College students are experiencing the realities of the high cost of healthcare in the United States this spring. Oral contraceptive prices — along with those of a host of other medications — are on the rise on campuses across the country, the result of a seemingly unrelated deficit-reduction act passed by Congress over two years ago. Women who obtain their birth control through student health centers, including Colgate’s, are already seeing increases of $10 to $30 per cycle, depending on the brand.
“For years, college health centers have been able to buy many medicines at reduced rates,” Adjunct Professor of the Health Sciences and Director of Student Health Services Dr. Merrill Miller said, “But things are changing.”
According to Miller, pharmaceutical companies sell drugs at special “clinic rates” to hospitals and doctors’ offices, which are then able to immediately start patients on a prescription. In the college environment, the arrangement is particularly beneficial.

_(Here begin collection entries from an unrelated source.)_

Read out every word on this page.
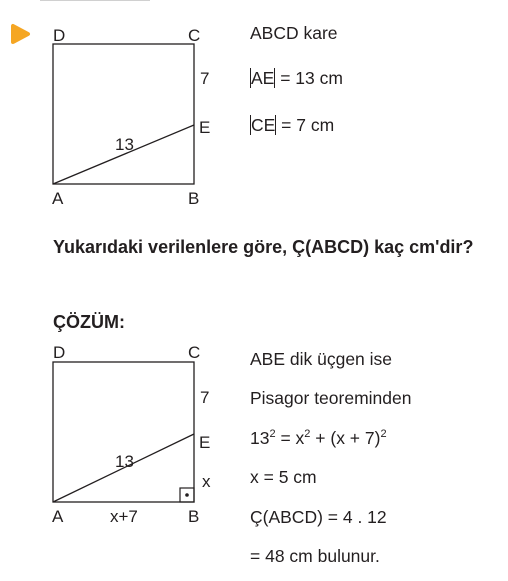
D	C
7
E
13
A	B
ABCD kare
AE = 13 cm
CE = 7 cm
Yukarıdaki verilenlere göre, Ç(ABCD) kaç cm'dir?
ÇÖZÜM:
D	C
7
E
13
x
A	x+7	B
ABE dik üçgen ise
Pisagor teoreminden
$13^2 = x^2 + (x + 7)^2$
x = 5 cm
Ç(ABCD) = 4 . 12
= 48 cm bulunur.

“We know that not everybody would go to the pharmacy, and [students] don’t have to worry about choosing between textbooks and medications,” Miller said. “I see it as part of the ‘transition services’ that colleges provide to students.”
Contraceptive medicines and devices have been part of this equation for years. Availability at student health centers means that students can obtain such products at a reasonable cost in a more familiar setting. Students’ health insurance arrangements also play a role, as not all are comfortable sending a monthly birth control bill home. For drug makers, the scheme provided an opportunity to instill brand loyalty in patients, especially in the case of birth control.
Miller said that, beginning a few years ago, drug companies began scaling back clinic rate discounts and the number of free drug samples distributed, but that health centers were generally still able to obtain the medicines and pricing they desired.
“Everything changed with the 2005 Deficit Reduction Act,” Miller said.
Part of the bill attempted to trim the costs of the nation’s publicly subsidized health insurance programs by requiring drug companies that offered preferential pricing to pay more to participate in Medicaid. The bill did allow companies to continue discounts for a few groups, but colleges were not on the list.
The American College Health Association (ACHA), the primary college-health lobbying organization, began efforts to obtain an exemption for colleges and universities almost immediately, but price changes came sooner than were expected.
“Because of a two-year delay in the bill, everybody thought we had until this summer,” she said. “And then companies started raising prices this winter.”
The change is beginning to be felt at Colgate’s Student Health Services (SHS), which stocks three brands of birth control. Despite earlier assurances that some of these would not be subject to price increases, Miller now reports that all three will see an increase – to $15 per cycle – at the end of this week.
“I’m optimistic that some sort of compromise will be made,” Miller said, adding that a time frame for such a compromise is uncertain.
Regardless of a potential return to lower prices for students, Miller said the loss of this financial cushion has provided an unexpected dose of reality for affected students.
“College is a transition in a lot of different ways,” she said. “That clearly includes learning about healthcare.”